While humans (such as King Solomon and various officials in the current Trump regime) sometimes have polygamous relationships, the idea of romantic fidelity has been praised in song, fiction and in the professed values of modern society. Given Young’s research, it could be that humans are biochemically inclined to fidelity in that w form pair bonds. Sexual fidelity, as with the voles, is another matter.
While fidelity is publicly praised, an important question is whether it is worthy of praise as a virtue. If humans are like voles and the mechanistic theory of human bonding is correct, then fidelity that grounds pair-bonding would be a form of addiction, as discussed in the previous essay. On the face of it, this would seem to show that such fidelity is not worthy of praise. After all, one does not praise crack addicts for their loyalty to crack. Likewise, being addicted to love would not make a person worthy of praise.
An obvious counter is that while crack addiction is seen as bad because of the harms of crack, the addiction that causes pair bonding should be generally regarded as good because of its consequences. These consequences are those that people usually praise about pair bonding, such as the benefits to health. However, this counter misses the point: the question is not whether pair bonding is good (it generally is in terms of consequences) but whether fidelity should be praised.
If fidelity is a matter of chemistry (in the literal sense), then it would not seem praiseworthy After all, a lasting bond that forms is merely a matter of a mechanical process, analogous to being chained to a person. If I stick close to a person because I am chained to her, that is hardly worthy of praise—be the chain metal or chemical.
If my fidelity is determined by this process, then I am not acting from the virtue of fidelity but acting as a physical system in accord with deterministic (or whatever physics says these days) processes. To steal from Kant, I would not be free in my fidelity—it would be imposed upon me by this process. As such, my fidelity would not be morally right (or wrong) and I would not be worthy of praise for my fidelity. For my fidelity to be morally commendable, it would have to be something that I freely chose as a matter of will. At least for thinkers like Kant.
One concern with this view is that it seems to make fidelity a passionless thing. After all, if I chose to be faithful to a person on the basis of a free and rational choice rather than being locked into fidelity by a chemical brew of passion and emotion, then this seems cold and calculating—like how one might select the next move in chess or determine which stock to buy. After all, love is supposed to be something one falls into rather than something one chooses.

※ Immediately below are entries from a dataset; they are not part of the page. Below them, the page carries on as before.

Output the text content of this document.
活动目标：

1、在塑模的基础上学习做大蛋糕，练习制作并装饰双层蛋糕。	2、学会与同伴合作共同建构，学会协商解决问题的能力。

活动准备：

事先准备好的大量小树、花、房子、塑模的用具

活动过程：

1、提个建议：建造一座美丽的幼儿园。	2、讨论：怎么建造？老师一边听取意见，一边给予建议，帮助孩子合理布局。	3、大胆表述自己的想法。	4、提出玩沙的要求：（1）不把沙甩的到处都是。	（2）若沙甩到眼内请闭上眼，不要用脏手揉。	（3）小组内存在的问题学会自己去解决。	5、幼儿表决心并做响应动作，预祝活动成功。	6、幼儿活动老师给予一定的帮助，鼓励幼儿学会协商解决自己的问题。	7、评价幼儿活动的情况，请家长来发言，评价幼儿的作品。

This reply has considerable appeal. After all, a rational choice to be loyal would not be the traditional sort of love praised in song, fiction and romantic daydreams. One wants to hear a person gushing about passion, burning emotions, and the ways of the heart—not rational choice. Of course, an appeal to the idealized version of romantic love might be a poor response—like any appeal to fiction. That said, there does is a certain appeal in the whole emotional love thing—although the idea that love is merely a chemical romance also seems to rob love of that magic.

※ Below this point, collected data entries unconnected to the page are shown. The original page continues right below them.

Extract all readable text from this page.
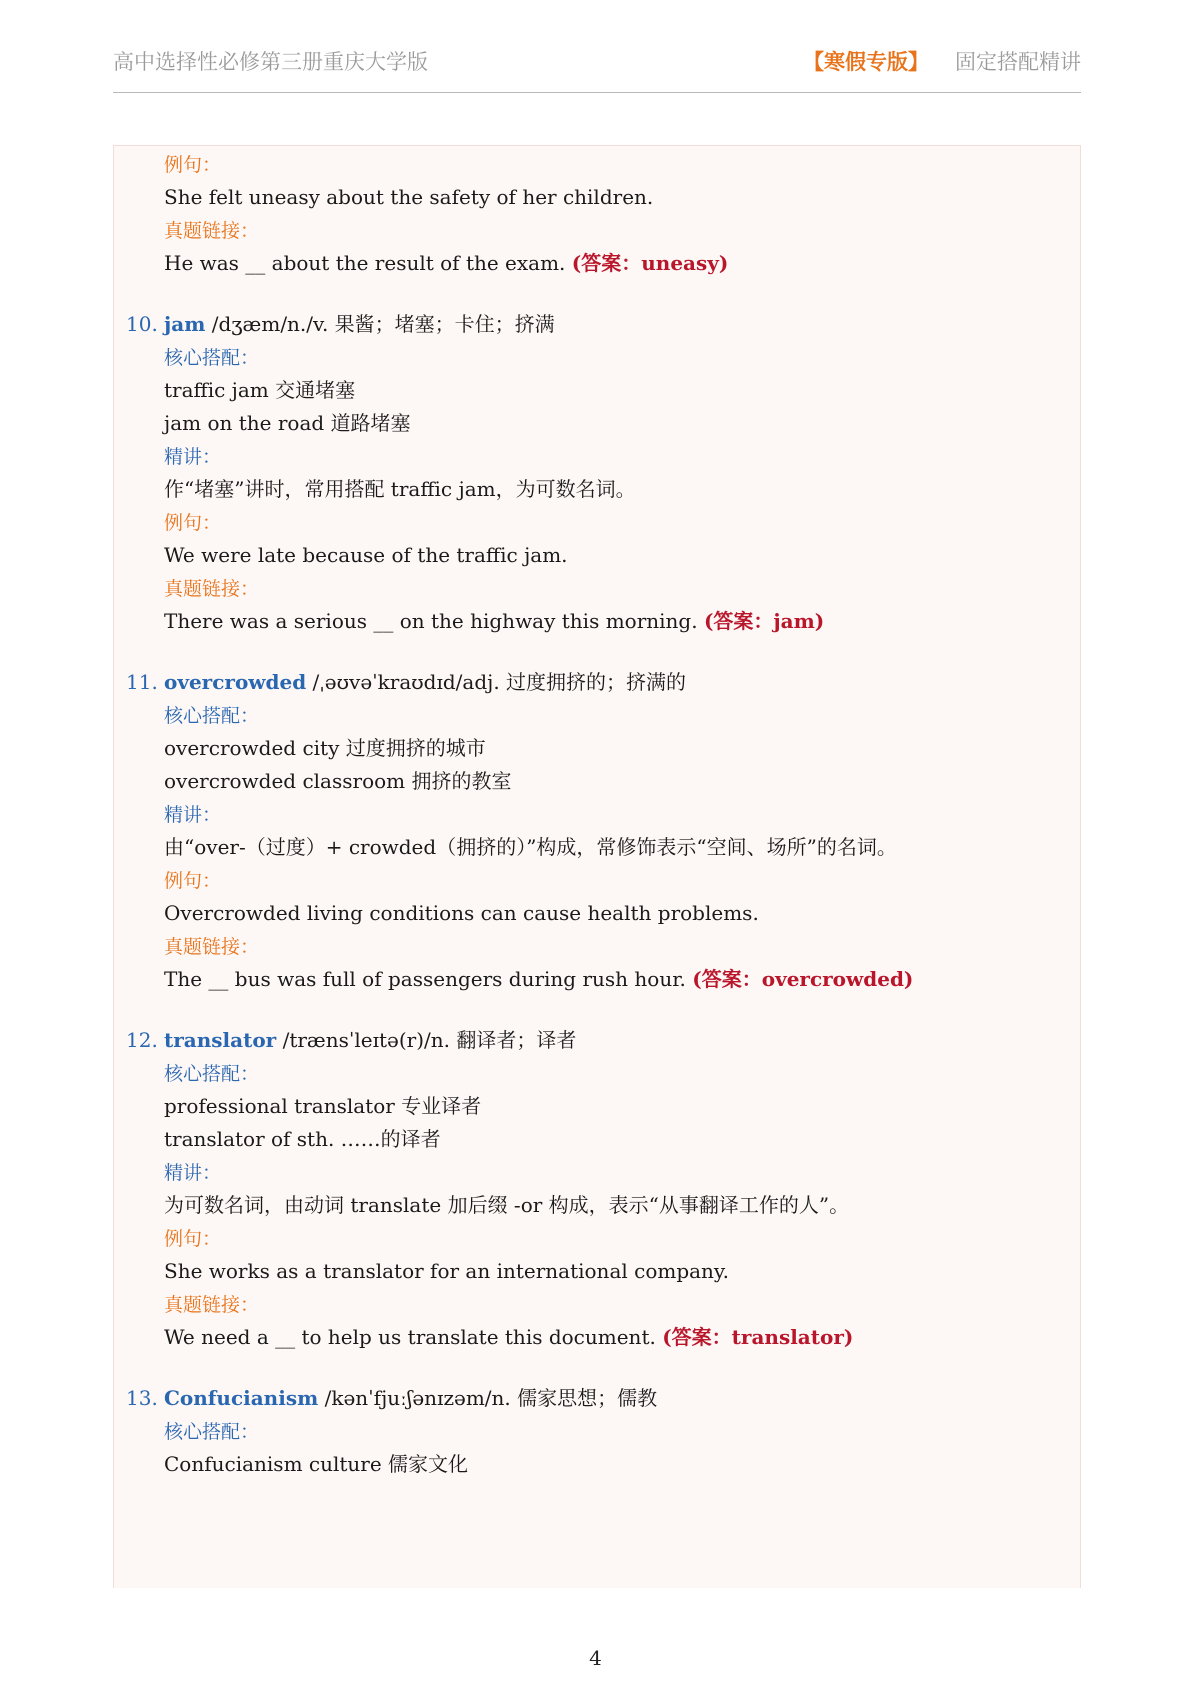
高中选择性必修第三册重庆大学版	【寒假专版】 固定搭配精讲
例句：
She felt uneasy about the safety of her children.
真题链接：
He was __ about the result of the exam. (答案：uneasy)
10. jam /dʒæm/n./v. 果酱；堵塞；卡住；挤满
核心搭配：
traffic jam 交通堵塞
jam on the road 道路堵塞
精讲：
作“堵塞”讲时，常用搭配 traffic jam，为可数名词。
例句：
We were late because of the traffic jam.
真题链接：
There was a serious __ on the highway this morning. (答案：jam)
11. overcrowded /ˌəʊvəˈkraʊdɪd/adj. 过度拥挤的；挤满的
核心搭配：
overcrowded city 过度拥挤的城市
overcrowded classroom 拥挤的教室
精讲：
由“over-（过度）+ crowded（拥挤的）”构成，常修饰表示“空间、场所”的名词。
例句：
Overcrowded living conditions can cause health problems.
真题链接：
The __ bus was full of passengers during rush hour. (答案：overcrowded)
12. translator /trænsˈleɪtə(r)/n. 翻译者；译者
核心搭配：
professional translator 专业译者
translator of sth. ……的译者
精讲：
为可数名词，由动词 translate 加后缀 -or 构成，表示“从事翻译工作的人”。
例句：
She works as a translator for an international company.
真题链接：
We need a __ to help us translate this document. (答案：translator)
13. Confucianism /kənˈfjuːʃənɪzəm/n. 儒家思想；儒教
核心搭配：
Confucianism culture 儒家文化
4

A second obvious concern is that it assumes that people are capable of free choice, and a person can decide to be faithful or not. The mechanistic view of humans typically does not stop with the emotional aspects. Although Descartes did see emotions, at least in animals, as having a physical basis—while leaving thinking to the immaterial mind. Rather, they tend to extend to all aspects of the human being and this includes decision making. For example, Thomas Hobbes argued that we do not chose—we simply seem to make decisions, but they are purely deterministic. As such, if the choice to be faithful is merely another mechanistic process, then this would be no more praiseworthy than being faithful through a love addiction. In fact, as has long been argued, this sort of mechanistic view would seem to dispose of morality by eliminating agency.